Нет, со мной совершенно все в порядке, это Санек что-то напутал — с перепоя или от внезапного счастья. Однако происходящее нравилось мне все меньше и меньше. Я снова набрала номер Серафима, и при первых звуках любезного женского голоса раскатисто произнесла:
— Аррната иверра, громаххе симма тассе!
Ярослав-Богдан немедленно выглянул в гостиную:
— Ты там поосторожнее с магическими заклинаниями!
— Будь спокоен, это не заклинания. Это ругательства.
— Тогда можешь продолжать.
С кухни доносился оживленный спор. Санек с ходу включился в тему и давал достойный отпор Ярославу-Богдану. Тема была животрепещущая — проблема реализма в искусстве. Обсуждали какую-то книжку.
— Бароны-драконы! — ярился Ярослав-Богдан. — Минимальная связь с реальной жизнью! Типичный пример эскапизма! Автору недалеко до тех ряженых придурков с ведрами на головах, которые боятся жизни и, здоровые мужики, бегают по лесам, машут палками и называют друг друга непроизносимыми словами!
— Смотря что считать реальной жизнью, — заметил Санек. — По каким признакам ты определяешь, что реально, а что нет?
Ярослав-Богдан начал было отвечать, но вопрос Санька оказался не требующей ответа преамбулой к следующему высказыванию:
— Мир вообще многомерен и включает в себя бесконечное число реальностей, — вещал Санек. — Точнее, реальность одна, но видим мы в каждый момент только ее один план, ну слой или составляющую. Поэтому нет никакой разницы между глюками, ряжеными и воображением… На каком-то плане все реально — одно не меньше другого. Есть давний спор, является мир детерминированным или нет, то есть существуют ли причинно-следственные связи… Я думаю, существуют. Только они сложные и многосоставные. Все связано со всем, и все зависит от всего. Если в одном месте что-то изменить, изменится и весь мир.
— Впрочем, верно и обратное. — Задумчивый голос явно принадлежал Огненноволосой.

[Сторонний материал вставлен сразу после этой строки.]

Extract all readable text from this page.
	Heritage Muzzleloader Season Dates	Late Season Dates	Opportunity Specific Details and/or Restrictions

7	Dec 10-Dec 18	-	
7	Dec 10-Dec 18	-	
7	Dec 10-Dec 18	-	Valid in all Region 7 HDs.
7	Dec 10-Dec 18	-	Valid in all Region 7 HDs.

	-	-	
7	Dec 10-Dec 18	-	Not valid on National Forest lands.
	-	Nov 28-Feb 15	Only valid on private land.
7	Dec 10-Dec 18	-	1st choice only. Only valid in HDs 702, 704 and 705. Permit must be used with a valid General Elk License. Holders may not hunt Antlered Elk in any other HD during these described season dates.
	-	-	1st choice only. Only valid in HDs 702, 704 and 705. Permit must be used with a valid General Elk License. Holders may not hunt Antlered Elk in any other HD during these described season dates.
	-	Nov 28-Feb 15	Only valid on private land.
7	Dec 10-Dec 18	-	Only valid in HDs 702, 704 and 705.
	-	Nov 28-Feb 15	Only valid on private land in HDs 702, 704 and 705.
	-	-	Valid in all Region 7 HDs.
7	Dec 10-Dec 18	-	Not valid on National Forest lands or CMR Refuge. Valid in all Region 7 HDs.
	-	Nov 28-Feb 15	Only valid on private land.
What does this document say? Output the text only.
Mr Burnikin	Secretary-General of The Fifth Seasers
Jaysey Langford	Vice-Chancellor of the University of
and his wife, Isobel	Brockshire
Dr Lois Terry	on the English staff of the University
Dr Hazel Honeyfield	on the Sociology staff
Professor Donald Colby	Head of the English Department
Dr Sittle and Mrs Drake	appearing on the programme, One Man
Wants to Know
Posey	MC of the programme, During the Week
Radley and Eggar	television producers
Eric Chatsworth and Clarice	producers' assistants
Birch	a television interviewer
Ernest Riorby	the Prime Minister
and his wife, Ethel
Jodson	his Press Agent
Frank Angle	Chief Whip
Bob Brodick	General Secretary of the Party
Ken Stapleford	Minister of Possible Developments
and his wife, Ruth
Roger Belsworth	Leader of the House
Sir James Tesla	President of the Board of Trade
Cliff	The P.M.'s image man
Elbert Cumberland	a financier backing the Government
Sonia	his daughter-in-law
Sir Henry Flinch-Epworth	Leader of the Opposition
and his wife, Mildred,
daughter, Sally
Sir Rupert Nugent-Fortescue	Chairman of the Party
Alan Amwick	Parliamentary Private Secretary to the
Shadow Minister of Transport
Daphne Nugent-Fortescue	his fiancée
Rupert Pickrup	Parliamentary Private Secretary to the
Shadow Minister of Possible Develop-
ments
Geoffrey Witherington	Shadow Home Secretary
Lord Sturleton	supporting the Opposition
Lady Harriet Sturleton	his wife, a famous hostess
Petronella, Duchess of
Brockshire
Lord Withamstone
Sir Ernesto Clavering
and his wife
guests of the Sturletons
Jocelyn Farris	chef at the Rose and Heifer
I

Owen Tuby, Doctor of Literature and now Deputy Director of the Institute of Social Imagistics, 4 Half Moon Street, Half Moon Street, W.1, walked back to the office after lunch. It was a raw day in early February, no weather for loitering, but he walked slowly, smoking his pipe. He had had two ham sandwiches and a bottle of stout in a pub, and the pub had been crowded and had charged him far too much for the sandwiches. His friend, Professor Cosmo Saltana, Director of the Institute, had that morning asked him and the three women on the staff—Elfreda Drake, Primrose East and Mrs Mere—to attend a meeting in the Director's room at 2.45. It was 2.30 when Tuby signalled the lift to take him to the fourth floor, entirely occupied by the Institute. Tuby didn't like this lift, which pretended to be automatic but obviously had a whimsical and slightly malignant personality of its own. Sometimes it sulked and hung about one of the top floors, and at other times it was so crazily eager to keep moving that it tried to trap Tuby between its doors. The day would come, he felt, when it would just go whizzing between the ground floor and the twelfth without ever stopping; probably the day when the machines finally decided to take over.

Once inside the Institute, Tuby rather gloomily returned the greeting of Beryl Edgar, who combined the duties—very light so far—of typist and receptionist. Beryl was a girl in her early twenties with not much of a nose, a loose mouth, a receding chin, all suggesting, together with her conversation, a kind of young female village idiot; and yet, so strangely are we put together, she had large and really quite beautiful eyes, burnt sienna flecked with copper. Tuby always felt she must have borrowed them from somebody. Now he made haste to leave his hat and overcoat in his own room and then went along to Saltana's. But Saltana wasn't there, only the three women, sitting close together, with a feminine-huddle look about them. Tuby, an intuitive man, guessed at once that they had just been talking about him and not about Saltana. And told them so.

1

Я почти видела, как она произнесла это, не отрываясь от чтения моих заметок. Это была единственная ее реплика.
Что касается Санька, подобные рассуждения были для него абсолютно нехарактерны. Я поначалу подумала, что он просто хочет позлить Ярослава-Богдана. Но говорил он совершенно искренне, оставалось только недоумевать, как он мог проникнуться чуждыми ему идеями за столь короткий срок.
Ярослав-Богдан, уязвленный тем, что пассажи Санька отодвигают его на второй план, ударился в многословную экзистенцию, и с кухни вышли заскучавшие казахи. Традиционные вопросы вроде: «А что ты здесь сидишь одна?» — вылились в неожиданно интересный разговор, в ходе которого Нурлан и Олан рассказали мне историю своих странствий. Полгода назад они выехали автостопом из Алма-Аты, направляясь в неопределенно-западном направлении без всякой, впрочем, цели. Документов у Нурлана не было вообще — он считал себя провозвестником новой эпохи, когда государство перестанет наконец шпионить за людьми, и заявлял, что, если каждый из нас в порядке саботажа откажется от документов, такая эпоха наступит гораздо быстрее. У Олана, сурового монгольского воина, документы наличествовали, и он составлял приятный контраст вдохновенно-безбашенному Нурлану. Длинная череда эпизодов автостопа, ночевок, случайных заработков и неожиданных встреч пронеслась перед моими глазами, вызвав неясную тоску оседлого человека по бродячей жизни, вольному ветру и отсутствию обязательств.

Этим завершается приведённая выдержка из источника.